The Governance Quality Paradox: Commons Institutions and Pandemic Risk

How do institutional strengths become vulnerabilities? Drawing on 873 households across 55 Community Forest User Groups in Nepal's mid-hills, this study identifies a governance quality paradox: stronger forest commons governance reduced households' socioeconomic exposure to COVID-19 while simultaneously increasing infection risk through participatory assemblies and collective monitoring. Using bivariate probit regression and FAMD-constructed governance indices, the findings demonstrate that institutional resilience is shock-specific rather than a general attribute. Manuscript in preparation.

How Leaders in Forest Commons Navigate the Trade-off Between Stability and Change

Why do some governance domains change while others resist transformation? Using Plackett-Luce modeling of ranked preference data from 144 Community Forest User Group leaders, this study shows that institutional robustness is domain-contingent: leaders defend stability in domains central to state legitimacy while remaining selectively open to change in operational domains. Female leaders resist resource marketization; leaders with government experience favour adaptive compliance over rigid enforcement. Manuscript in preparation.

Participatory Cost-Benefit Analysis: Spring Revival in the Hindu Kush Himalaya

What is the economic case for nature-based water interventions in mountain communities? Drawing on participatory cost-benefit analysis across 398 households in the Indian Himalayan Region, this study demonstrates that community-based spring revival projects yield positive net benefits driven by time savings in water collection, health improvements from reduced waterborne diseases, and increased fodder availability. Monte Carlo sensitivity analysis confirmed a 100% probability of positive returns across a range of scenarios. Manuscript in preparation.

Hurricane Helene and the Southern Forest Sector

How do large-scale natural disasters reshape forest-dependent economies? As a Postdoctoral Research Scholar at North Carolina State University, I am evaluating the comprehensive economic impacts of Hurricane Helene on the Southern forest sector in collaboration with the U.S. Forest Service, combining stakeholder surveys, salvage timber market analysis, and supply chain modeling to inform recovery and resilience planning. Research in progress.
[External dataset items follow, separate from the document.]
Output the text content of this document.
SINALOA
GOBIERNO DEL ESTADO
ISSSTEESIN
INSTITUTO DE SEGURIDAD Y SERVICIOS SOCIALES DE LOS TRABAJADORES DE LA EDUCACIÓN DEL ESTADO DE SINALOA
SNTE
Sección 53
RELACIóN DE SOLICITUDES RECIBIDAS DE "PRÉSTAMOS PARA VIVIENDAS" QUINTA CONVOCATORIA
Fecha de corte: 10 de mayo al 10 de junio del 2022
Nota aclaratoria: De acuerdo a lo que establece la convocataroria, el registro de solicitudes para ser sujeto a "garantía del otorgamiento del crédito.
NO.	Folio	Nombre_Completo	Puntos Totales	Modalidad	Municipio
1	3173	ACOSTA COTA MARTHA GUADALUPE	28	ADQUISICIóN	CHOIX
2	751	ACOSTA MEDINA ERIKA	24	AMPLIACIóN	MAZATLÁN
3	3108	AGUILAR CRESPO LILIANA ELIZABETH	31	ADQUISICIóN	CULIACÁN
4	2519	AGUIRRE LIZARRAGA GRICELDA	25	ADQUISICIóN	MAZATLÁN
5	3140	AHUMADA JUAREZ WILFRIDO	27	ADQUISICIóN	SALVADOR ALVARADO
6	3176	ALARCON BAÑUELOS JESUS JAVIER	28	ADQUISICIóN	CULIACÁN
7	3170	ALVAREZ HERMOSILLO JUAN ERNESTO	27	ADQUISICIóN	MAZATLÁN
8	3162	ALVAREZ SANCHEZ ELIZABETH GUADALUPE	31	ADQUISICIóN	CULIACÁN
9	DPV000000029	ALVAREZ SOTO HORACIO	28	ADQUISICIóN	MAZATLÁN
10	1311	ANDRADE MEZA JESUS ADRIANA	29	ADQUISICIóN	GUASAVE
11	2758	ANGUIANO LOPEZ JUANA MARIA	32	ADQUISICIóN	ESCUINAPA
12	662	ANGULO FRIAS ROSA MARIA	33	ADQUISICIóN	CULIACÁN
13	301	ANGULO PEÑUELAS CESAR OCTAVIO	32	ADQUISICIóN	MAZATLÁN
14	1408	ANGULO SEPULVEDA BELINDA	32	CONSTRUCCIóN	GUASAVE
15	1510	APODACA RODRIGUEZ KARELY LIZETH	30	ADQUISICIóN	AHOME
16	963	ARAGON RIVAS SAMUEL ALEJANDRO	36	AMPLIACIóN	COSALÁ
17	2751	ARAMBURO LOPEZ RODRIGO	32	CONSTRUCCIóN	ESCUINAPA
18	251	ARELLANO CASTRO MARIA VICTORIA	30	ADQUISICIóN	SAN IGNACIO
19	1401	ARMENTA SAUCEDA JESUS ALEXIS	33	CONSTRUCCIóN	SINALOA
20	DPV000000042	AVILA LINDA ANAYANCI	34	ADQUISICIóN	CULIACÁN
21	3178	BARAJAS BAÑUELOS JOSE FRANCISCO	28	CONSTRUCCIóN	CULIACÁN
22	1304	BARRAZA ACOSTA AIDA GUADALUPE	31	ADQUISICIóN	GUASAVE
Precipitation Reverses Fire Severity Relationships Across Global Mountain Fire Regimes

Does precipitation always suppress wildfire? Using 229,178 Landsat observations across six mountain systems on six continents (2013–2023), this study shows that precipitation–severity relationships reverse between climate-limited and fuel-limited mountain systems. Panel regression with fixed effects and harmonic phenological modeling reveal that wetter conditions suppress fire in fuel-rich forests but increase severity in fuel-limited systems by promoting biomass accumulation. Manuscript under review at Global Change Biology. Data and code available via Zenodo (DOI: 10.5281/zenodo.18421412).